Opiniones, opiniones...

En ocasiones, el diálogo puede conducir a un consenso verdadero no basado en la violencia o el manejo

En un viaje que un famoso reportero consiguió hacer a Corea del Norte, hablando con la guía que las autoridades le han proporcionado, ésta, tras comentarle que en su país todo el mundo tiene los mismos pensamientos, le dice: "En Francia no todo el mundo piensa de igual manera. Esto trae problemas". Y claro que, a veces, los trae, pudiera decir cualquiera, sin detenerse a analizar, más allá de lo preciso, el significado ideológico de lo que da a entender esa apreciación de la norcoreana. París, por ejemplo, dice Guillermo Altares, es la ciudad de las revoluciones: 1789, 1832, 1848, 1871, 1968…

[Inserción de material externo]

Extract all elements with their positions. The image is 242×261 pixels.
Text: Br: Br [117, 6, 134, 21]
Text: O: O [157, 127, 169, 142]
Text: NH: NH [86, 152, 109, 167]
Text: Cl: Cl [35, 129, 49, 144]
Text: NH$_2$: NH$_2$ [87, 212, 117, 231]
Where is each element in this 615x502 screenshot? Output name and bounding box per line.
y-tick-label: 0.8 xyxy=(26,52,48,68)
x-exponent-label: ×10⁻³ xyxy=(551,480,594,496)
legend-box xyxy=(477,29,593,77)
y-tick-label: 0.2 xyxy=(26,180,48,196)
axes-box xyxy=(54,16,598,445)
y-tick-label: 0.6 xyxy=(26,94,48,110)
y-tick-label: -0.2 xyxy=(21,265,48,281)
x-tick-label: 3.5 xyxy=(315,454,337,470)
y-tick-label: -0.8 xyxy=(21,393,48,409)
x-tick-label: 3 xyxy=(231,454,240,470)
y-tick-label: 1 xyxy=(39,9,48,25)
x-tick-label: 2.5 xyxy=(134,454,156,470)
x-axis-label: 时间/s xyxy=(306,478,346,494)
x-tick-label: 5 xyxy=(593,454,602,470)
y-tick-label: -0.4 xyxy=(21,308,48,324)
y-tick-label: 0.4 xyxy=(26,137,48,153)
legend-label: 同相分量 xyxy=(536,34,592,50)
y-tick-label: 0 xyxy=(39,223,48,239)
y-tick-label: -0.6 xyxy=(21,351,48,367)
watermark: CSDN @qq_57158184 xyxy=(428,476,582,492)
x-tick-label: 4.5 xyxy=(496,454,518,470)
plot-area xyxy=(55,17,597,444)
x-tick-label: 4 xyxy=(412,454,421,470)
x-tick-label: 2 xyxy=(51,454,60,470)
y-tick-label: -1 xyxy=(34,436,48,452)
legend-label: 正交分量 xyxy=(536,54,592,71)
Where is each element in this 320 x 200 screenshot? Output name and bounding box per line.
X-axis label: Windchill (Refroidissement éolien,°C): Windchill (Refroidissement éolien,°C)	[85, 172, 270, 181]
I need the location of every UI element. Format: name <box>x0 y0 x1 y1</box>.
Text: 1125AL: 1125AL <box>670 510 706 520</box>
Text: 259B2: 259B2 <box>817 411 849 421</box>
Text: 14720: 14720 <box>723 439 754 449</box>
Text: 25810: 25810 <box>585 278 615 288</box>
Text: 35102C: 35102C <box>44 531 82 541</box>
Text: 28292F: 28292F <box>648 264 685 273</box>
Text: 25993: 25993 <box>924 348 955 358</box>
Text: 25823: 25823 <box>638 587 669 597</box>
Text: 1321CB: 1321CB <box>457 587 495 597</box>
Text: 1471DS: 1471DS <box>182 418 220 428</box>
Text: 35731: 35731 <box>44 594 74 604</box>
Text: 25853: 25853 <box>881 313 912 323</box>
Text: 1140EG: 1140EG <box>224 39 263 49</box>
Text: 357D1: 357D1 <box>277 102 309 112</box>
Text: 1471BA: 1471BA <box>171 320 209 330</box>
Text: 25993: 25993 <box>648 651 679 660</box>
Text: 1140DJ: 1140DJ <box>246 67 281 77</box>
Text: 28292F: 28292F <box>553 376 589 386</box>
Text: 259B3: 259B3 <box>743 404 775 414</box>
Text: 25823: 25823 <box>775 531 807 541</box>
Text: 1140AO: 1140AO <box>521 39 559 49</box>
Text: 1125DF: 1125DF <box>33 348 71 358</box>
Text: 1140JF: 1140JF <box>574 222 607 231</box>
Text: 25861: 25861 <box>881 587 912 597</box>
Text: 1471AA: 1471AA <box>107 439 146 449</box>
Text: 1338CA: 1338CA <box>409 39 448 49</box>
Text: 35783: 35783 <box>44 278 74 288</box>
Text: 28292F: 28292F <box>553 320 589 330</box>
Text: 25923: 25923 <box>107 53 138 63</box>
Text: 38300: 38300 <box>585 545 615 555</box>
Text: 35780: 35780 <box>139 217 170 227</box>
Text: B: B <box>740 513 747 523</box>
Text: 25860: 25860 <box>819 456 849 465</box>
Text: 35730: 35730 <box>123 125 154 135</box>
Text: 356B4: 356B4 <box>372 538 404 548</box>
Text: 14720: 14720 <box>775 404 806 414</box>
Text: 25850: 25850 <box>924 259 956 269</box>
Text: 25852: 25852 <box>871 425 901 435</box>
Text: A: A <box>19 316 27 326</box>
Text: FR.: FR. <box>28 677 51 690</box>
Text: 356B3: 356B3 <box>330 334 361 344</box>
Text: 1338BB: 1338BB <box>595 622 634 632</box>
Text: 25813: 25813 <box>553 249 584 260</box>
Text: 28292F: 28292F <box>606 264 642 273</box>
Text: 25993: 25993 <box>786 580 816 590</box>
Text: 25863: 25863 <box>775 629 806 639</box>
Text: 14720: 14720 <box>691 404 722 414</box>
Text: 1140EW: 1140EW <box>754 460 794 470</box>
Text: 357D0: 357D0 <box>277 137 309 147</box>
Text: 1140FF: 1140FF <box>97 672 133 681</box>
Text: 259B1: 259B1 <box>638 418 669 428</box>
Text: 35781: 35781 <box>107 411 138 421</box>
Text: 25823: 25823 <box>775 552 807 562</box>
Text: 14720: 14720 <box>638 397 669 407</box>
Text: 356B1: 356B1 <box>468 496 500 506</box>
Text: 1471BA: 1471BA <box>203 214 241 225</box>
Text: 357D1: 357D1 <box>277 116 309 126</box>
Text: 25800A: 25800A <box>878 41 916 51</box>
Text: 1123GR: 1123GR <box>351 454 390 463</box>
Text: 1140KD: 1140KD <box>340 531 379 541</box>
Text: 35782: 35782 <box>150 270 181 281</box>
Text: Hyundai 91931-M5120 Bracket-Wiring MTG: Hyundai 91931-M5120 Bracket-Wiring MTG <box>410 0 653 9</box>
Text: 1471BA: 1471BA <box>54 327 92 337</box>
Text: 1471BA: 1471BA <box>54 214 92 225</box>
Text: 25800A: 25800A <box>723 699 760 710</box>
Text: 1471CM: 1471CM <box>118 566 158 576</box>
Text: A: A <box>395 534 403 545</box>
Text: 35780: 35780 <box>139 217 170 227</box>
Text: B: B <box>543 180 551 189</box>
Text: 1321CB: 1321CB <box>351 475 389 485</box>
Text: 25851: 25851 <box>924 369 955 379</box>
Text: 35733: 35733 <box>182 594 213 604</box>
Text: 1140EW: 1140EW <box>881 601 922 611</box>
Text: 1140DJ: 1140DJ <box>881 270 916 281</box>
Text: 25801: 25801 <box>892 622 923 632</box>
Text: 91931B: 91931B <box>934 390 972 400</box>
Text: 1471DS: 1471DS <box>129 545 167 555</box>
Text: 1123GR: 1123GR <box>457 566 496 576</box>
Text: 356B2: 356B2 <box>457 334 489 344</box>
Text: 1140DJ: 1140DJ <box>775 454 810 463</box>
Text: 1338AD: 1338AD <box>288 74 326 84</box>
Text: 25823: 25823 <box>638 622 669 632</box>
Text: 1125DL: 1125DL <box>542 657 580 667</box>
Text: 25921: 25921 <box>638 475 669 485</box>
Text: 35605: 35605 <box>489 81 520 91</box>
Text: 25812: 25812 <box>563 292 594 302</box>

Sin embargo la dialéctica "opiniones, opiniones…" encierra mucha más complejidad de lo que a primera vista pudiera pensarse y no puede despacharse así como así con conclusiones simplistas. El primer paso para conocer el alcance de esta realidad es saber si se le puede aplicar aquello de destrucción creadora, es decir, si el enredo de "opiniones, opiniones…" es solo una retórica incluso combativa (hundir al adversario) o, por el contrario, viene a ser un remedio de contraste que hace avanzar el mundo o la sociedad que tenemos delante. Por eso, hablando de opiniones, de diferentes puntos de vista que llevan a diversas actitudes y comportamientos, con el consiguiente riesgo de refriegas, hay autores que, por ejemplo, han intentado estipular unas condiciones del diálogo en una serie de reglas racionales susceptibles de considerarse universales. Lo que lleva a una suerte de comunidad ideal de comunicación como supuesto ineludible de toda conversación no manipulada y racional. Sólo allí donde esas condiciones se dan, el diálogo puede conducir a un consenso verdadero no basado en la violencia o el manejo.

Se plantea Richard Rorty, uno de los más grandes filósofos del siglo XX, hablando de este juego público de "opiniones, opiniones…" que ser conscientes de la relativa validez de las propias convicciones y, aun así, defenderlas resueltamente desde la palabra, es lo que distingue a un hombre civilizado de un salvaje. Y que sirve para darnos cuenta de cómo, sin pretenderlo, es una forma de crueldad con la que en ocasiones tratamos a otros seres humanos, y una llamada a prestar más atención a los demás, para evitarla. Crear un ambiente de crispación, además de una crueldad, es la torpe ingenuidad o escasa inteligencia de creer, porque produzca ruido, que tapa el verdadero problema.